In surviving motherhood, I need to believe I’m right about most things. Getting bogged down with self-doubt is far too time-consuming. Over the years, I have felt somewhat confident in my methodology. My kids are pretty good (so far). They are decent students (so far). They haven’t committed any felonies (yet).
My mission statement has always included steering my kids away from “the bad kid.” Yes, I can be a haughty wench sometimes.
“Bad kids” are the ones who swear in kindergarten.
The ones who push.
The ones who can’t control themselves.
A while back, my oldest son, Dan, had an out-of-state hockey tournament. From the beginning of the season, one particular boy made it his life’s purpose to antagonize Dan. There was pushing. There was swearing. There was lack of control. For the most part, Dan kept his cool.
I quickly assigned “bad kid” status to the boy.
As is true in all tournament weekends, the boys spent a lot of time gathering up teammates and congregating in different rooms.
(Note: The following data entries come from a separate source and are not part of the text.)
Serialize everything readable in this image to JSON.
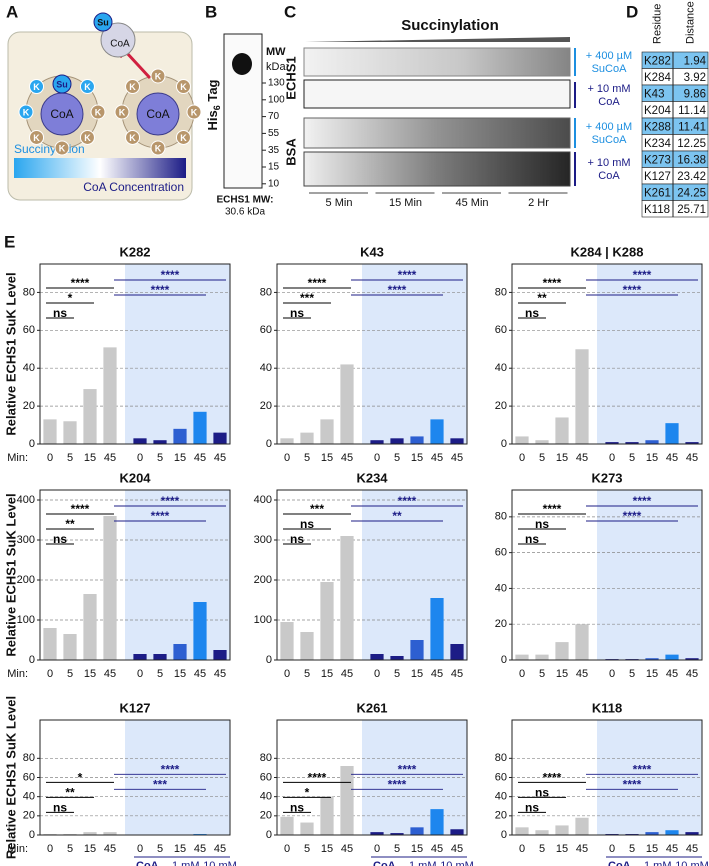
{
  "figure": {
    "panel_a": {
      "label": "A",
      "su": "Su",
      "coa": "CoA",
      "k": "K",
      "succinylation": "Succinylation",
      "coa_concentration": "CoA Concentration"
    },
    "panel_b": {
      "label": "B",
      "antibody": "His",
      "antibody_sub": "6",
      "antibody_rest": " Tag",
      "mw_header": "MW",
      "mw_unit": "kDa:",
      "mw_markers": [
        "130",
        "100",
        "70",
        "55",
        "35",
        "15",
        "10"
      ],
      "caption_1": "ECHS1 MW:",
      "caption_2": "30.6 kDa"
    },
    "panel_c": {
      "label": "C",
      "title": "Succinylation",
      "protein_1": "ECHS1",
      "protein_2": "BSA",
      "treat_1a": "+ 400 µM",
      "treat_1b": "SuCoA",
      "treat_2a": "+ 10 mM",
      "treat_2b": "CoA",
      "times": [
        "5 Min",
        "15 Min",
        "45 Min",
        "2 Hr"
      ]
    },
    "panel_d": {
      "label": "D",
      "headers": [
        "Residue",
        "Distance (Å)"
      ],
      "highlighted": [
        0,
        2,
        4,
        6,
        8
      ],
      "rows": [
        [
          "K282",
          "1.94"
        ],
        [
          "K284",
          "3.92"
        ],
        [
          "K43",
          "9.86"
        ],
        [
          "K204",
          "11.14"
        ],
        [
          "K288",
          "11.41"
        ],
        [
          "K234",
          "12.25"
        ],
        [
          "K273",
          "16.38"
        ],
        [
          "K127",
          "23.42"
        ],
        [
          "K261",
          "24.25"
        ],
        [
          "K118",
          "25.71"
        ]
      ]
    },
    "panel_e": {
      "label": "E",
      "x_prefix": "Min:",
      "coa": "CoA",
      "low": "1 mM",
      "high": "10 mM",
      "shade_color": "#dce8fa"
    }
  },
  "chart_data": [
    {
      "type": "bar",
      "title": "K282",
      "ylabel": "Relative ECHS1 SuK Level",
      "categories": [
        "0",
        "5",
        "15",
        "45",
        "0",
        "5",
        "15",
        "45",
        "45"
      ],
      "values": [
        13,
        12,
        29,
        51,
        3,
        2,
        8,
        17,
        6
      ],
      "colors": [
        "#c9c9c9",
        "#c9c9c9",
        "#c9c9c9",
        "#c9c9c9",
        "#1c1c86",
        "#1c1c86",
        "#2d5fd1",
        "#1d86ee",
        "#1c1c86"
      ],
      "ylim": [
        0,
        95
      ],
      "yticks": [
        0,
        20,
        40,
        60,
        80
      ],
      "grid": true,
      "comparisons": [
        {
          "label": "****",
          "bars": [
            0,
            3
          ],
          "color": "#000000"
        },
        {
          "label": "*",
          "bars": [
            0,
            2
          ],
          "color": "#000000"
        },
        {
          "label": "ns",
          "bars": [
            0,
            1
          ],
          "color": "#000000"
        },
        {
          "label": "****",
          "bars": [
            3,
            8
          ],
          "color": "#1c1c86"
        },
        {
          "label": "****",
          "bars": [
            3,
            7
          ],
          "color": "#1c1c86"
        }
      ]
    },
    {
      "type": "bar",
      "title": "K43",
      "categories": [
        "0",
        "5",
        "15",
        "45",
        "0",
        "5",
        "15",
        "45",
        "45"
      ],
      "values": [
        3,
        6,
        13,
        42,
        2,
        3,
        4,
        13,
        3
      ],
      "colors": [
        "#c9c9c9",
        "#c9c9c9",
        "#c9c9c9",
        "#c9c9c9",
        "#1c1c86",
        "#1c1c86",
        "#2d5fd1",
        "#1d86ee",
        "#1c1c86"
      ],
      "ylim": [
        0,
        95
      ],
      "yticks": [
        0,
        20,
        40,
        60,
        80
      ],
      "grid": true,
      "comparisons": [
        {
          "label": "****",
          "bars": [
            0,
            3
          ],
          "color": "#000000"
        },
        {
          "label": "***",
          "bars": [
            0,
            2
          ],
          "color": "#000000"
        },
        {
          "label": "ns",
          "bars": [
            0,
            1
          ],
          "color": "#000000"
        },
        {
          "label": "****",
          "bars": [
            3,
            8
          ],
          "color": "#1c1c86"
        },
        {
          "label": "****",
          "bars": [
            3,
            7
          ],
          "color": "#1c1c86"
        }
      ]
    },
    {
      "type": "bar",
      "title": "K284 | K288",
      "categories": [
        "0",
        "5",
        "15",
        "45",
        "0",
        "5",
        "15",
        "45",
        "45"
      ],
      "values": [
        4,
        2,
        14,
        50,
        1,
        1,
        2,
        11,
        1
      ],
      "colors": [
        "#c9c9c9",
        "#c9c9c9",
        "#c9c9c9",
        "#c9c9c9",
        "#1c1c86",
        "#1c1c86",
        "#2d5fd1",
        "#1d86ee",
        "#1c1c86"
      ],
      "ylim": [
        0,
        95
      ],
      "yticks": [
        0,
        20,
        40,
        60,
        80
      ],
      "grid": true,
      "comparisons": [
        {
          "label": "****",
          "bars": [
            0,
            3
          ],
          "color": "#000000"
        },
        {
          "label": "**",
          "bars": [
            0,
            2
          ],
          "color": "#000000"
        },
        {
          "label": "ns",
          "bars": [
            0,
            1
          ],
          "color": "#000000"
        },
        {
          "label": "****",
          "bars": [
            3,
            8
          ],
          "color": "#1c1c86"
        },
        {
          "label": "****",
          "bars": [
            3,
            7
          ],
          "color": "#1c1c86"
        }
      ]
    },
    {
      "type": "bar",
      "title": "K204",
      "ylabel": "Relative ECHS1 SuK Level",
      "categories": [
        "0",
        "5",
        "15",
        "45",
        "0",
        "5",
        "15",
        "45",
        "45"
      ],
      "values": [
        80,
        65,
        165,
        360,
        15,
        15,
        40,
        145,
        25
      ],
      "colors": [
        "#c9c9c9",
        "#c9c9c9",
        "#c9c9c9",
        "#c9c9c9",
        "#1c1c86",
        "#1c1c86",
        "#2d5fd1",
        "#1d86ee",
        "#1c1c86"
      ],
      "ylim": [
        0,
        425
      ],
      "yticks": [
        0,
        100,
        200,
        300,
        400
      ],
      "grid": true,
      "comparisons": [
        {
          "label": "****",
          "bars": [
            0,
            3
          ],
          "color": "#000000"
        },
        {
          "label": "**",
          "bars": [
            0,
            2
          ],
          "color": "#000000"
        },
        {
          "label": "ns",
          "bars": [
            0,
            1
          ],
          "color": "#000000"
        },
        {
          "label": "****",
          "bars": [
            3,
            8
          ],
          "color": "#1c1c86"
        },
        {
          "label": "****",
          "bars": [
            3,
            7
          ],
          "color": "#1c1c86"
        }
      ]
    },
    {
      "type": "bar",
      "title": "K234",
      "categories": [
        "0",
        "5",
        "15",
        "45",
        "0",
        "5",
        "15",
        "45",
        "45"
      ],
      "values": [
        95,
        70,
        195,
        310,
        15,
        10,
        50,
        155,
        40
      ],
      "colors": [
        "#c9c9c9",
        "#c9c9c9",
        "#c9c9c9",
        "#c9c9c9",
        "#1c1c86",
        "#1c1c86",
        "#2d5fd1",
        "#1d86ee",
        "#1c1c86"
      ],
      "ylim": [
        0,
        425
      ],
      "yticks": [
        0,
        100,
        200,
        300,
        400
      ],
      "grid": true,
      "comparisons": [
        {
          "label": "***",
          "bars": [
            0,
            3
          ],
          "color": "#000000"
        },
        {
          "label": "ns",
          "bars": [
            0,
            2
          ],
          "color": "#000000"
        },
        {
          "label": "ns",
          "bars": [
            0,
            1
          ],
          "color": "#000000"
        },
        {
          "label": "****",
          "bars": [
            3,
            8
          ],
          "color": "#1c1c86"
        },
        {
          "label": "**",
          "bars": [
            3,
            7
          ],
          "color": "#1c1c86"
        }
      ]
    },
    {
      "type": "bar",
      "title": "K273",
      "categories": [
        "0",
        "5",
        "15",
        "45",
        "0",
        "5",
        "15",
        "45",
        "45"
      ],
      "values": [
        3,
        3,
        10,
        20,
        0.5,
        0.5,
        1,
        3,
        1
      ],
      "colors": [
        "#c9c9c9",
        "#c9c9c9",
        "#c9c9c9",
        "#c9c9c9",
        "#1c1c86",
        "#1c1c86",
        "#2d5fd1",
        "#1d86ee",
        "#1c1c86"
      ],
      "ylim": [
        0,
        95
      ],
      "yticks": [
        0,
        20,
        40,
        60,
        80
      ],
      "grid": true,
      "comparisons": [
        {
          "label": "****",
          "bars": [
            0,
            3
          ],
          "color": "#000000"
        },
        {
          "label": "ns",
          "bars": [
            0,
            2
          ],
          "color": "#000000"
        },
        {
          "label": "ns",
          "bars": [
            0,
            1
          ],
          "color": "#000000"
        },
        {
          "label": "****",
          "bars": [
            3,
            8
          ],
          "color": "#1c1c86"
        },
        {
          "label": "****",
          "bars": [
            3,
            7
          ],
          "color": "#1c1c86"
        }
      ]
    },
    {
      "type": "bar",
      "title": "K127",
      "ylabel": "Relative ECHS1 SuK Level",
      "categories": [
        "0",
        "5",
        "15",
        "45",
        "0",
        "5",
        "15",
        "45",
        "45"
      ],
      "values": [
        1,
        1,
        3,
        3,
        0.5,
        0.5,
        0.5,
        1,
        0.5
      ],
      "colors": [
        "#c9c9c9",
        "#c9c9c9",
        "#c9c9c9",
        "#c9c9c9",
        "#1c1c86",
        "#1c1c86",
        "#2d5fd1",
        "#1d86ee",
        "#1c1c86"
      ],
      "ylim": [
        0,
        120
      ],
      "yticks": [
        0,
        20,
        40,
        60,
        80
      ],
      "grid": true,
      "comparisons": [
        {
          "label": "*",
          "bars": [
            0,
            3
          ],
          "color": "#000000"
        },
        {
          "label": "**",
          "bars": [
            0,
            2
          ],
          "color": "#000000"
        },
        {
          "label": "ns",
          "bars": [
            0,
            1
          ],
          "color": "#000000"
        },
        {
          "label": "****",
          "bars": [
            3,
            8
          ],
          "color": "#1c1c86"
        },
        {
          "label": "***",
          "bars": [
            3,
            7
          ],
          "color": "#1c1c86"
        }
      ]
    },
    {
      "type": "bar",
      "title": "K261",
      "categories": [
        "0",
        "5",
        "15",
        "45",
        "0",
        "5",
        "15",
        "45",
        "45"
      ],
      "values": [
        19,
        13,
        40,
        72,
        3,
        2,
        8,
        27,
        6
      ],
      "colors": [
        "#c9c9c9",
        "#c9c9c9",
        "#c9c9c9",
        "#c9c9c9",
        "#1c1c86",
        "#1c1c86",
        "#2d5fd1",
        "#1d86ee",
        "#1c1c86"
      ],
      "ylim": [
        0,
        120
      ],
      "yticks": [
        0,
        20,
        40,
        60,
        80
      ],
      "grid": true,
      "comparisons": [
        {
          "label": "****",
          "bars": [
            0,
            3
          ],
          "color": "#000000"
        },
        {
          "label": "*",
          "bars": [
            0,
            2
          ],
          "color": "#000000"
        },
        {
          "label": "ns",
          "bars": [
            0,
            1
          ],
          "color": "#000000"
        },
        {
          "label": "****",
          "bars": [
            3,
            8
          ],
          "color": "#1c1c86"
        },
        {
          "label": "****",
          "bars": [
            3,
            7
          ],
          "color": "#1c1c86"
        }
      ]
    },
    {
      "type": "bar",
      "title": "K118",
      "categories": [
        "0",
        "5",
        "15",
        "45",
        "0",
        "5",
        "15",
        "45",
        "45"
      ],
      "values": [
        8,
        5,
        10,
        18,
        1,
        1,
        3,
        5,
        3
      ],
      "colors": [
        "#c9c9c9",
        "#c9c9c9",
        "#c9c9c9",
        "#c9c9c9",
        "#1c1c86",
        "#1c1c86",
        "#2d5fd1",
        "#1d86ee",
        "#1c1c86"
      ],
      "ylim": [
        0,
        120
      ],
      "yticks": [
        0,
        20,
        40,
        60,
        80
      ],
      "grid": true,
      "comparisons": [
        {
          "label": "****",
          "bars": [
            0,
            3
          ],
          "color": "#000000"
        },
        {
          "label": "ns",
          "bars": [
            0,
            2
          ],
          "color": "#000000"
        },
        {
          "label": "ns",
          "bars": [
            0,
            1
          ],
          "color": "#000000"
        },
        {
          "label": "****",
          "bars": [
            3,
            8
          ],
          "color": "#1c1c86"
        },
        {
          "label": "****",
          "bars": [
            3,
            7
          ],
          "color": "#1c1c86"
        }
      ]
    }
  ]
}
Dan assembled such a group and knocked on the door of “the bad kid.”
They all hung out together until the wee hours of the morning, eating, joking and re-living hockey highlights and lowlights.
I didn’t give the evening another thought until I ran into “the bad kid’s” mom.
She thanked me. She was so grateful for this team. Her son had certain issues that inhibited his making friends and feeling part of something. He acted out sometimes as a defense mechanism.
“You don’t understand, Marianne. NOBODY has ever knocked on our door until last night.”
I chocked back a sob. This young man was not a bad kid, but I had certainly been a bad mom in trying to assign standards to him that were medically and physically beyond his control.
While it is important to my sanity to feel like I’m not messing up mothering, I appreciated this clear knock on my own door. As I move ahead, I know I have to work harder on not labeling. I need to embrace the unique qualities of all children who cross my path. I need to be less judgey.
It won’t always be easy, but I want my family to be the type of people who will knock on someone’s door.
It can truly mean the world to the person waiting inside.